Title: something more than nothing
Fandom: Star Trek (AOS)
Rating: G
Word Count: 693
Characters: Leonard McCoy, Christine Chapel
Continuity: Set during the Academy Years.
Summary: Response to
this prompt at
mccoy_chapel. Three part short story in which Chapel and McCoy deal with the something more than nothing between them.
Notes: This part told from Chapel's perspective.
Disclaimer: Characters mentioned are used without permission and are trademarks of CBS/Gene Roddenberry. I do not own them and am simply borrowing for my purposes. Please don't sue.
(pimped to
mccoy_chapel,
st_reboot,
trek_het and
trekfics)
It wasn't the perfect night-- far from it, actually. Christine's roommate brought back yet another boy (seriously-- this was it; one way or the other she was getting her own damn room next semester) and, while Rhia hadn't insisted on having the room to herself, Christine had serious studying to do. (It was Wednesday; seriously what the hell?) So, with a bag full of PADDs, she schlepped out in the misty San Francisco night.
Semester crunch time was just beginning and Christine was intent on getting top marks. Even so, the library was barely half-full that evening. She selected a table near the back and began to meticulously unload her things. (It was very important to her that everything be where it belonged; she didn't care to dissect why, though she suspected it had something to do with the mysteriously mussed up bed she'd come home to on a few occasions before she got wise to her fiancé's extracurricular activities.)
Christine didn't know how much time passed between when she began reviewing case studies and when he sat down at her table but the interruption wasn't entirely unwelcome.
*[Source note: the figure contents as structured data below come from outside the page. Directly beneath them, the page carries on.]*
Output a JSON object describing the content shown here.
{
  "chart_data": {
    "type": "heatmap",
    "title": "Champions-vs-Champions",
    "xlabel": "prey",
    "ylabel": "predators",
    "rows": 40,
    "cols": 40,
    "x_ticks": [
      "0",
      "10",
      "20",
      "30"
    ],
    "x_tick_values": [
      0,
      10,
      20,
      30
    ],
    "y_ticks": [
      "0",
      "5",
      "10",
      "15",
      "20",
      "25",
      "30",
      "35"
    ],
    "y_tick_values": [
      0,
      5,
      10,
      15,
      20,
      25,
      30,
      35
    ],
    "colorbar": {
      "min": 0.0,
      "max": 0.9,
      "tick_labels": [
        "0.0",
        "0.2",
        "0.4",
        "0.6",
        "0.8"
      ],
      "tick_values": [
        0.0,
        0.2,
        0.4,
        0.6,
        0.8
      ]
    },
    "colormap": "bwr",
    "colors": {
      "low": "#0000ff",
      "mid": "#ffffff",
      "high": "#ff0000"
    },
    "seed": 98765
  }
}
She quirked an eyebrow at the stranger, glancing around and noting that there were no longer any empty tables left.
The man-- a few years her senior, she suspected, judging by the wrinkles near his eyes-- shrugged. "My roommate decided to, ah, entertain this evening; hope you don't mind," he said in a distinctly Southern drawl.
A small snort escaped Christine before she could stop it. "You too, huh?" She smiled ruefully and shook her head. "I'm determined to get my own quarters next semester."
"Good luck to you," he offered with a smirk that didn't look half bad on him. He offered his hand-- "Leonard McCoy."
Christine gave it a healthy shake. "Christine Chapel." They shared a smile before each turning their attention to their own studying. It wasn't much of anything but it was something all the same.
The rest of the semester whipped by at warp speed. Christine kept studying in the library-- she really didn't have much of a choice and, more often than not, she'd run into McCoy. He'd usually join her and they'd share companionable silence. A few times they even took study breaks together, chatting a bit here and there.
Christine found out McCoy was divorced, a doctor, six years her elder but also a year behind her at the Academy, had an inexplicable fondness for the mint julep and suffered from aviophobia-- something she found hilariously ironic. Likewise, she told him about her failed engagement, her nursing training, that her favorite holiday was Mardi Gras and had two older brothers.
They weren't friends, exactly, but they were more than acquaintances. Christine suspected they were something else all together, though she had no idea what that something might be. (He was handsome but so very broken and she wasn't looking for a project, especially with her own trust issues.) Mostly she just didn't think about it; things were safer that way.
Back in Louisiana for the summer, Christine didn't think of McCoy-- much. It mostly only happened when something reminded her of him. Or she ran into a Georgian. Or when she let her mind wander for long enough. But it wasn't much of anything, really. Not even something. (Or so she told herself.)
They didn't correspond and the next year Christine got her own room. She didn't frequent the library much at all anymore but only because she really needed silence to study and the library rarely had that, thought-- honest. (She almost believed that, too.) And the few times she saw McCoy, she always had somewhere to be, so it was always a quick wave and rushing off.
In May Christine graduated at the top of her class and was assigned to work at Starfleet Medical for a year while they finished construction on the Enterprise. She didn't see McCoy again after that, and she didn't think about that-- or him-- much at all. Really. Just the occasional stray thought or daydream. (And, hey, he was quite the fine male specimen, so who could blame her?)